The linux equivalent of WFMO is select/poll/epoll.



Perhaps they meant to write WaitOnAddress, which is the same as a basic futex.


yes, sorry, I meant WaitOnAddress. I thought they were also called keyed events (or at least that was the NT name) but I might be wrong.


Keyed event is older thing, somewhat similar but lacks value comparison.
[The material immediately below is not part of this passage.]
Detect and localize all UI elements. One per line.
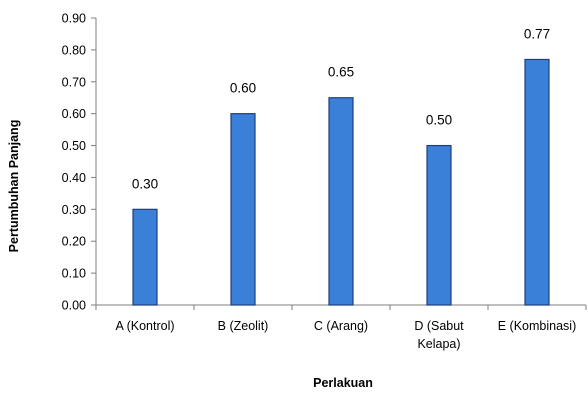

WaitOnAddress() allows 32 or 64 bit addresses. "[in] AddressSize The size of the value, in bytes. This parameter can be 1, 2, 4, or 8."


Thank god there's no Linus at MSFT to pointlessly veto 64-bit futex support.


Maybe perhaps, but its not clear to me what makes you argue that, and it doesn't match up from what I've read. From the article:

> People often describe the futex as, "Wait on memory address". That overlooks the notification side, but it’s a much more apt name, and why Windows’ name for this API (WaitOnAddress) is superior API naming (to be fair, they did have a decade to think about the name).

The difference between an Address and an Object feels pretty abstract to me. The API surfaced otherwise feels extremely similar. So I'm not sure that there's a ton of ground to stand on for this distinction you are trying to draw. Your assertions could use some argumentation to back them up.

From the Futex2 pull requests in 5.16:

> Add a new sys_futex_waitv() syscall which allows to wait on multiple futexes. The main use case is emulating Windows' WaitForMultipleObjects which allows Wine to improve the performance of Windows Games.


There is a huge difference. The Unix equivalent of an NT kernel object is a file descriptor (or more accurately an open file object). A futex is just a 32-bit word anywhere in memory, hashed to a kernel wait queue on first use. It is much lighter-weight than a kernel file object.


NT handles are a bit more lightweight compared to file descriptors. Their values are not dense, so creating a new one doesn't require searching for the first available number.